Londyn nie chce kolejnego sklepu Abercrombie
Popularna amerykańska marka odzieżowa Abercrombie & Fitch zabiega o możliwość otwarcia kolejnego sklepu przy luksusowej ulicy Savile Row. Póki co, władze gminy Westminster i londyńscy krawcy skutecznie blokują ekspansję modowego giganta.
Abercrombie ma już przyczółek przy ulicy z prestiżowymi butikami, Saville Row. W 2007 roku z okazji otwarcia sklepu, firma zorganizowała w tej okolicy Londynu ogromne przyjęcie, które ubarwiali półnadzy modele. Nobliwym krawcom bardzo nie spodobał się hałaśliwy sąsiad, dlatego nie chcą, by planowana przez Abercrombie feta znów zakłóciła spokój na ulicy.
Co więcej, specjaliści od szycia garniturów męskich na miarę, jakich nie brakuje na Saville Row, uważają, że sieciowe marki w rodzaju Abercrombie godzą w elitarny wizerunek ulicy. Aby bronić swoich interesów, krawcy zjednoczyli siły i zabiegali o poparcie u władz gminy Westminster.
Chociaż Abercrombie dostało zgodę na otwarcie przy Saville Row kolejnego sklepu, tym razem dziecięcego, musi zmierzyć się z kolejnym problemem. Urzędnicy nie zgodzili się, by firma dokonała wyraźnych zmian w wyglądzie budynku, w którym ma mieścić się sklep. Władze argumentują, że kamienica ma wyjątkową wartość architektoniczną i historyczną, dlatego jej charakter musi być utrzymany. Mimo że Abercrombie rzucane są kolejne kłody pod nogi, firma zapowiada, że dalej będzie chciała otworzyć dziecięcy butik w prestiżowej lokalizacji.

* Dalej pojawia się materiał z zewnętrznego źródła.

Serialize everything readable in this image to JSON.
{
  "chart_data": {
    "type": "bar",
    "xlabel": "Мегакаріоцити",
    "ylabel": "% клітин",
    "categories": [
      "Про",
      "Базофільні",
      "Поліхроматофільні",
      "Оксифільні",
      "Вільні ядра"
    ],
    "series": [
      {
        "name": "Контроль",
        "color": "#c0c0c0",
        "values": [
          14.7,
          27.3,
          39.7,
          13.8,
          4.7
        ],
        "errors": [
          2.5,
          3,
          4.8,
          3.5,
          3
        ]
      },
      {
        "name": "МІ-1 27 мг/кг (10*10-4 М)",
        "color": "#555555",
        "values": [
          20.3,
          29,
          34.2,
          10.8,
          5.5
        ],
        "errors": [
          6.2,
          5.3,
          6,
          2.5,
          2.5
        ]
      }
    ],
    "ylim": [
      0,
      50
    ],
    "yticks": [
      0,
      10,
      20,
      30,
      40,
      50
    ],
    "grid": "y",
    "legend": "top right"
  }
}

Savile Row określana jest "złotą milą krawiectwa". Ta londyńska ulica, na której często gości książę Karol, uchodzi za bastion luksusu i symbol tradycyjnego krawiectwa. Pierwsi krawcy pojawili się tu w XIX wieku. Dzisiaj swoje siedziby mają tam tak poważane marki jak Gieves & Hawkes, Davies & Son, Henry Poole, Denman & Goddard czy Huntsman.
Założona w 1892 r. w Nowym Jorku firma Abercrombie & Fitch ma zupełnie inny charakter. Specjalizuje się w odzieży sportowej i casualowej. Kojarzy się ze swobodą i wolnością. Swoje kolekcje dedykuje masowemu odbiorcy.